Lihat ke Halaman Asli

Rahman Wahid

TERVERIFIKASI

Mahasiswa

Kisah Kardun: Tuna Asmara dalam Kelambu

Diperbarui: 28 Maret 2019   07:19

Kompasiana adalah platform blog. Konten ini menjadi tanggung jawab bloger dan tidak mewakili pandangan redaksi Kompas.

Sumber foto: Pixabay/Life-Of-Pix

Pada setiap jejak langkah yang dilalui oleh Kardun, ia kerap kali merasa gundah. Ekspektasinya dalam menjalani hidup yang lancar dan tanpa hambatan kini seolah merupakan utopia semata. Fakta lika-liku hidup penuh permasalahan membuatnya berfikir kembali akan ekspektasi awalnya. Ia di hadapkan pada berbagai macam kontradiksi.

Sesampainya di rumah, segera ia menggeletakan diri di teras "Assalamualaikum" Lirihnya. Tampak sekali bagaimana ia begitu kelelahan, secara fisik, secara batin. Ibunya keluar dari rumah, ia terhenyak melihat anaknya yang selonjoran di teras "Waalaikumsalam, Eh eh, ngapain kamu malah selonjoran di teras, kotor Dun!". Kardun tidak menjawab, ia hanya melihat ke arah ibunya sambil tersenyum. "Malah senyam-senyum, cepet bangun, kotor, belum ibu pel terasnya!" Nada suara ibunya terdengar mulai meninggi.

Kardun kemudian bangkit "Cape mah duh" gumamnya. "Yaudah sono gih makan dulu" Ujar ibunya. Ia berjalan ke dalam rumah dengan menunjukan keletihannya. 

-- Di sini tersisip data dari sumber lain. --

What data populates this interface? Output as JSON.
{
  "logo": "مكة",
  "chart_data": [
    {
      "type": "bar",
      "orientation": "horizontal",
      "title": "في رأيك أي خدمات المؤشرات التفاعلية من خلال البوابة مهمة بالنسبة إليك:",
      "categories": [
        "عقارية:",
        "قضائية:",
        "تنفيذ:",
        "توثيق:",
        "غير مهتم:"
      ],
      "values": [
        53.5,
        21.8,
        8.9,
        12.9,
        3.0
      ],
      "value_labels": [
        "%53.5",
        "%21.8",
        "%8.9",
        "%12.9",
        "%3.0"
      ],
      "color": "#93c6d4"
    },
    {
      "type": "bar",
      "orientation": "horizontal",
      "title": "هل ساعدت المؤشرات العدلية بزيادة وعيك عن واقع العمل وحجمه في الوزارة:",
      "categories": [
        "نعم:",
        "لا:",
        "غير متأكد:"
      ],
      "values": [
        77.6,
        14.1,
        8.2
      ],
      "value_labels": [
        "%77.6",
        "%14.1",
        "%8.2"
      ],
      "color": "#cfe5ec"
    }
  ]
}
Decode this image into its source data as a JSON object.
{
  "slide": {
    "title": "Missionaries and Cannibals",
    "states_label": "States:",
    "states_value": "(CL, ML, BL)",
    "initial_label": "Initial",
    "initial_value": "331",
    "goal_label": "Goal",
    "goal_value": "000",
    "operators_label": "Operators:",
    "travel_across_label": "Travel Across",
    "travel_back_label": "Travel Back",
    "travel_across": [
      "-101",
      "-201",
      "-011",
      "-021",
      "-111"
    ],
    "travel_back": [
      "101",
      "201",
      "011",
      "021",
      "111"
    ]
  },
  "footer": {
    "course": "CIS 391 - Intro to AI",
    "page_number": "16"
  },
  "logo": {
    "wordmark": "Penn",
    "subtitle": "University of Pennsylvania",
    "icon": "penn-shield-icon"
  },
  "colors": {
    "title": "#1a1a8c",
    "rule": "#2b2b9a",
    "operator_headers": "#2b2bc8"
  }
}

Rumah Kardun, terletak di Desa Cilamea, jaraknya sekitar 12 kilometer dari pusat kota. Ukuran rumahnya tidak besar, layaknya rumah masyarakat ekonomi menengah ke bawah lainnya. Terdapat dua kamar, satu ruang utama yang disulap menjadi ruang tamu, ruang keluarga, dan ruang makan sekaligus. Sedangkan toilet dan dapur terletak setelah ruang utama.

Kursi yang ada nampak sudah lapuk, dan busanya tak lagi seempuk dulu. Tirai terlihat lusuh, sepertinya sudah lama belum lagi dicuci. Tidak terlalu banyak perabotan di dalamnya, sehingga meskipun kecil, rumah itu terasa cukup lengang dan tidak membuat sumpek. Bagi Kardun sendiri, rumahnya adalah tempat pulang paling dirindukan. Segala kenyamanannya sudah mendarah daging dalam diri Kardun.

Makanan yang ada di dapur seketika habis di lahap Kardun, ia makan dengan cepatnya, kemudian mengunci diri di kamarnya. Ia menghempaskan badannya. Jatuh ke dalam keempukan kasur. Ia percaya dengan begitu, ia juga akan secara bersamaan menghempaskan seluruh masalah yang tengah menyelimuti dirinya. Namun tentu saja itu hanya sebuah angan yang tak mungkin terjadi.

Pikiran Kardun diselimuti beragam macam problema. Apalagi soal perkataan teman-temannya yang terkadang menusuk batinnya. Misalnya saat pembahasan mengenai cinta minggu lalu. Ia dianggap banyak bacot, mereka menuding ucapan Kardun tak bermakna dengan dalih bahwa tuna asmara yang bertutur romansa itu layaknya seorang tukang cukur disuruh bikin es goyobod, tidak nyambung.

Kardun berpikir kembali, benarkah urusan cinta hanya boleh dikatakan oleh mereka yang berpacaran atau menikah? Nalarnya menggugat, ia jelas tidak setuju dengan konsepsi macam itu. Ingin rasanya ia mendebat, mempertentangkan, bahkan menelanjangi konsep dari teman-temannya itu. Namun Kardun kelihatannya sadar posisi. Ia kalah pressure dari mereka, dan ia tahu jika dipermasalahkan lebih jauh, itu akan membuat dirinya terjerambab dalam permasalahan yang lebih kompleks.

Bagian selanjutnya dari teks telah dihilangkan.